A Decent Snapchat Machine
All three G4 models come with a 5MP front-facing camera, complete with an onscreen flash, so they can can capture a decent selfie even in low light.
The 8MP camera on the G4 Play won't wow you, and the 13MP camera on the standard G4 isn't as sharp as its 16MP bigger brother. But all three do an okay job of capturing your surroundings.
As is often the case with cameras on entry-level smartphones, the caneras on all three G4 models struggled in low-light conditions and on some nature shots. In the photo above, for example, the blue sky is completely blown out and the foreground is much too dark.
On the other hand, for sharing photos across social networks and with friends, the camera on the G4 is certainly adequate.
Forget Carrier Restrictions
The G4 doesn't burden you with a monthly payment for the device, nor does it lock you into any sort of carrier contract. In fact, you can use the G4 with almost any carrier in the U.S. just by putting your SIM card in the phone. Motorola says that it has successfully tested the phone's compatibility with Verizon, AT&T, Sprint, U.S. Cellular, Consumer Cellular, and T-Mobile.
I tested it on three of the four major networks (I don't have an active Sprint SIM), and on Cricket Wireless—and I can confirm that switching carriers is easy and doesn't entail futzing with any settings on the device itself.
Why does this matter? As competition between carriers intensifies, better deals and discounts frequently become available. And with a Moto G4 phone (or any other unlocked device), instead of having to pay off the balance you owe for the phone in order to switch carriers, you can switch carriers at will.
And let's face it, if your teenager uses way too much data, you're bound to start looking for a better deal on any carrier that works in your area.
Another appealing aspect of the Moto G4 lineup is the option to customize the overall look of the G4 and G4 Plus. I'm not talking about throwing a bulky case on one, and calling it day. During the purchase process at Motorola's website, you have the option to customize the front color, back color, and accent color (around the camera lens and flash) in hues ranging from black and white on the front, to pink, purple, two shades of blue, foam, and red on the back. The accent color options are silver, gray, pink, ocean, and gold.
For an extra $5, you can engrave your name or a favorite saying on the back plate of the phone, for a further level of customization. And when the phone boots up, you can customize a short greeting that you'll see every time you restart the phone.
The G4 Play comes in any color you want, as long as you want black or white.
With this trio of G4 phones, Motorola is not simply targeting users in emerging markets, where expensive phones aren't a realistic purchase. The company is also offering budget-conscious buyers in flourishing markets an inexpensive alternative to smartphones that suffer from advanced specsheetitis with its tell-tale symptoms of feature bloat and unreasonable pricing.
On the essential criteria, the G4 Play, G4, and G4 Plus fill up a spec sheet quite nicely. But more important, they deliver on their promise to provide a satisfactory internet-connected computing experience without inducing sticker shock at the register.

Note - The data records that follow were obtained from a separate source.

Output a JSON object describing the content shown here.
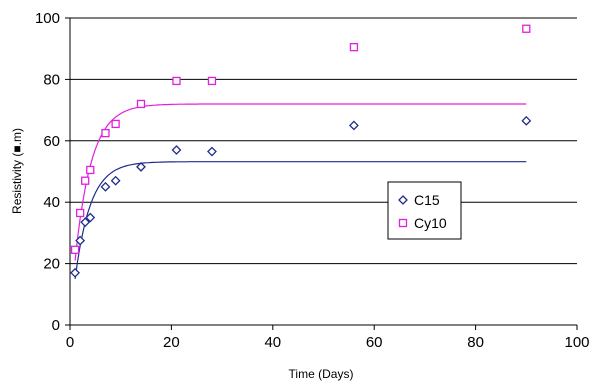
{
  "chart_data": {
    "type": "scatter",
    "xlabel": "Time (Days)",
    "ylabel": "Resistivity (■.m)",
    "xlim": [
      0,
      100
    ],
    "ylim": [
      0,
      100
    ],
    "xticks": [
      0,
      20,
      40,
      60,
      80,
      100
    ],
    "yticks": [
      0,
      20,
      40,
      60,
      80,
      100
    ],
    "grid": "horizontal",
    "legend_position": "right-center",
    "series": [
      {
        "name": "C15",
        "marker": "diamond",
        "color": "#1f2d8a",
        "x": [
          1,
          2,
          3,
          4,
          7,
          9,
          14,
          21,
          28,
          56,
          90
        ],
        "y": [
          17,
          27.5,
          33.5,
          35,
          45,
          47,
          51.5,
          57,
          56.5,
          65,
          66.5
        ],
        "fit": {
          "asymptote": 53.2,
          "start": 15,
          "rate": 0.33,
          "x_range": [
            1,
            90
          ]
        }
      },
      {
        "name": "Cy10",
        "marker": "square",
        "color": "#e020e0",
        "x": [
          1,
          2,
          3,
          4,
          7,
          9,
          14,
          21,
          28,
          56,
          90
        ],
        "y": [
          24.5,
          36.5,
          47,
          50.5,
          62.5,
          65.5,
          72,
          79.5,
          79.5,
          90.5,
          96.5
        ],
        "fit": {
          "asymptote": 72,
          "start": 21,
          "rate": 0.31,
          "x_range": [
            1,
            90
          ]
        }
      }
    ]
  }
}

At times, these phones' performance may struggle a bit, or the camera may not quite capture the shot you want, but the Moto G4 line gives you the freedom to switch carriers in pursuit of the best deal as often as you like, and you can add a personal touch to the device for free.
And with model prices starting at $150, how can you go far wrong? The G4 Play is the perfect device for parents who are trying to figure out if their tweens or teens are responsible enough to take care of a serious smartphone.